Immigrant Building Worker Secures $44,000 in Back Wages Under Special State Minimum Wage Law

Real Estate Industry Shortchanges Many Other Workers and Janitors


Contact: John Garcia, Director of Communications, 212-739-7513, 917-673-9095 or

A building porter who often worked seven days a week in exchange for a free room in the basement of a building but was never paid a salary was awarded almost $50,000 in unpaid wages after he filed a back wages claim with the New York Department of Labor.

Jose Rodriquez, 68, was a full-time porter who diligently worked to clean a Bronx apartment building with over 70 apartments. By night when off-duty, he collected empty bottles and cans in order to have sufficient money to buy food. Rodriguez often worked seven days a week for six years in exchange for a free room in the basement of the building. For seven days a week, he swept and mopped the floors, sorted and bagged the volumes of trash, and handled other general maintenance duties. But he was never paid any salary or wages as mandated by New York State Labor Law.

LatinoJustice subsequently filed a backwages claim with the New York State Department of Labor seeking $98,000 in unpaid minimum wage and overtime. During a DOL conciliation process, the employer agreed to compensate Rodriguez $43,300 in back wages. Rodriguez received the last payment this month.

After 20 years in the U.S., he now plans to retire to Mexico to reunite with his wife and now-adult children. “I felt I was robbed and had worked so many years,” said Rodriguez. “Nobody listened. Other lawyers did not offer to help me. Now, I have my justice. At 68 years old, working 20 years in the U.S., I’m ready to live in peace and return to my family in Mexico.”

LatinoJustice Senior Counsel Jackson Chin had been working on the case for over two years.

“This case was a particularly egregious example of workplace exploitation in an invisible part of our metropolitan low-wage economy,” Chin said. “Most workers don’t know that employers who give free or discounted living accommodations are not exempt from labor law obligations to pay minimum wage and overtime payments. Even when someone is hired “at-will” without a written contract, workers are afforded minimum wage and labor law protections.”

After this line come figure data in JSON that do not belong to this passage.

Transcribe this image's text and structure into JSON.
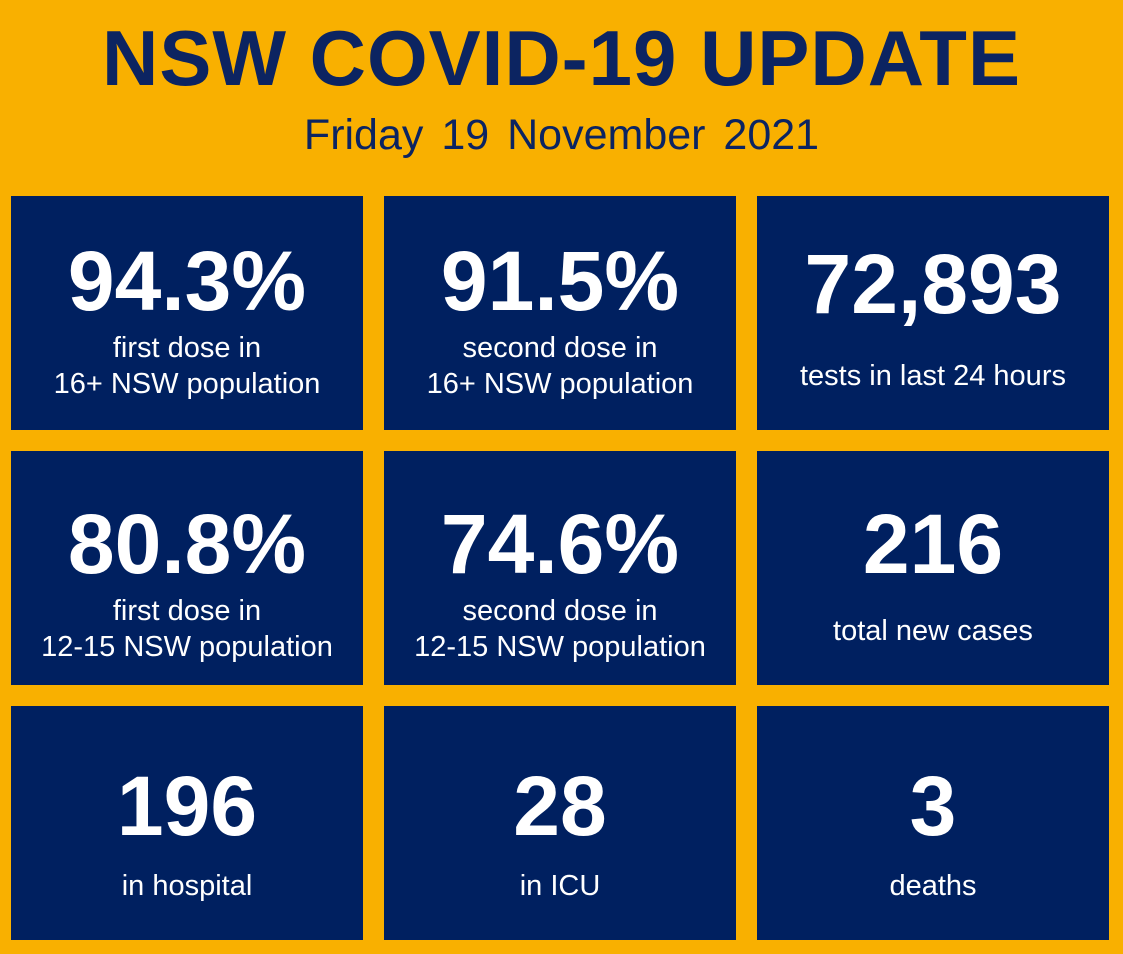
{
  "header": {
    "title": "NSW COVID-19 UPDATE",
    "date": "Friday 19 November 2021"
  },
  "stats": {
    "first_dose_16": {
      "value": "94.3%",
      "line1": "first dose in",
      "line2": "16+ NSW population"
    },
    "second_dose_16": {
      "value": "91.5%",
      "line1": "second dose in",
      "line2": "16+ NSW population"
    },
    "tests": {
      "value": "72,893",
      "label": "tests in last 24 hours"
    },
    "first_dose_12_15": {
      "value": "80.8%",
      "line1": "first dose in",
      "line2": "12-15 NSW population"
    },
    "second_dose_12_15": {
      "value": "74.6%",
      "line1": "second dose in",
      "line2": "12-15 NSW population"
    },
    "new_cases": {
      "value": "216",
      "label": "total new cases"
    },
    "hospital": {
      "value": "196",
      "label": "in hospital"
    },
    "icu": {
      "value": "28",
      "label": "in ICU"
    },
    "deaths": {
      "value": "3",
      "label": "deaths"
    }
  },
  "colors": {
    "background": "#f9b000",
    "tile": "#002060",
    "title_text": "#0c2461",
    "tile_text": "#ffffff"
  }
}
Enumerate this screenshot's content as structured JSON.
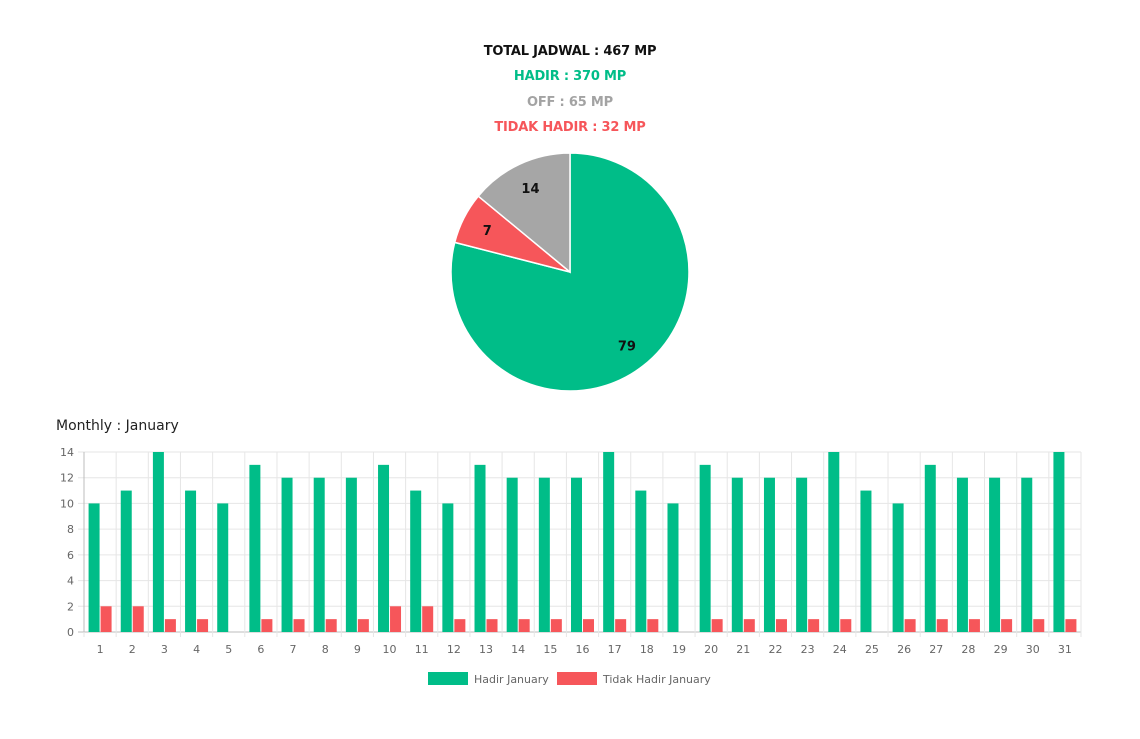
{
  "summary": {
    "total": "TOTAL JADWAL : 467 MP",
    "hadir": "HADIR : 370 MP",
    "off": "OFF : 65 MP",
    "tidak_hadir": "TIDAK HADIR : 32 MP"
  },
  "monthly_title": "Monthly : January",
  "colors": {
    "hadir": "#00bd88",
    "tidak_hadir": "#f6565a",
    "off": "#a6a6a6"
  },
  "chart_data": [
    {
      "type": "pie",
      "slices": [
        {
          "label": "HADIR",
          "value": 79,
          "color": "#00bd88"
        },
        {
          "label": "TIDAK HADIR",
          "value": 7,
          "color": "#f6565a"
        },
        {
          "label": "OFF",
          "value": 14,
          "color": "#a6a6a6"
        }
      ]
    },
    {
      "type": "bar",
      "categories": [
        "1",
        "2",
        "3",
        "4",
        "5",
        "6",
        "7",
        "8",
        "9",
        "10",
        "11",
        "12",
        "13",
        "14",
        "15",
        "16",
        "17",
        "18",
        "19",
        "20",
        "21",
        "22",
        "23",
        "24",
        "25",
        "26",
        "27",
        "28",
        "29",
        "30",
        "31"
      ],
      "series": [
        {
          "name": "Hadir January",
          "color": "#00bd88",
          "values": [
            10,
            11,
            14,
            11,
            10,
            13,
            12,
            12,
            12,
            13,
            11,
            10,
            13,
            12,
            12,
            12,
            14,
            11,
            10,
            13,
            12,
            12,
            12,
            14,
            11,
            10,
            13,
            12,
            12,
            12,
            14
          ]
        },
        {
          "name": "Tidak Hadir January",
          "color": "#f6565a",
          "values": [
            2,
            2,
            1,
            1,
            0,
            1,
            1,
            1,
            1,
            2,
            2,
            1,
            1,
            1,
            1,
            1,
            1,
            1,
            0,
            1,
            1,
            1,
            1,
            1,
            0,
            1,
            1,
            1,
            1,
            1,
            1
          ]
        }
      ],
      "yticks": [
        "0",
        "2",
        "4",
        "6",
        "8",
        "10",
        "12",
        "14"
      ],
      "ylim": [
        0,
        14
      ],
      "grid": true,
      "legend": "bottom-center"
    }
  ]
}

New York State’s Multiple Dwelling Law requires residential buildings which have 11 or more units are required to provide janitorial services. The minimum wage rate of pay is set by the New York State Labor Department’s Wage Orders. In as much as this little-known wage regulation protecting housing service employees is generally unknown to the public, labor exploitation and wage abuse are likely more prevalent, especially given this particularly may affect immigrant workers working as non-unionized building porters in New York City.

“The building employer could not claim “credit” for providing free rent room to Rodriguez from any owed back wages, since such a defense is not applicable here given the basement apartment was not a legal unit”, stated Marvin Espana, Brooklyn Law School Class of 2018 and former LatinoJustice legal intern who also worked on the case with Chin.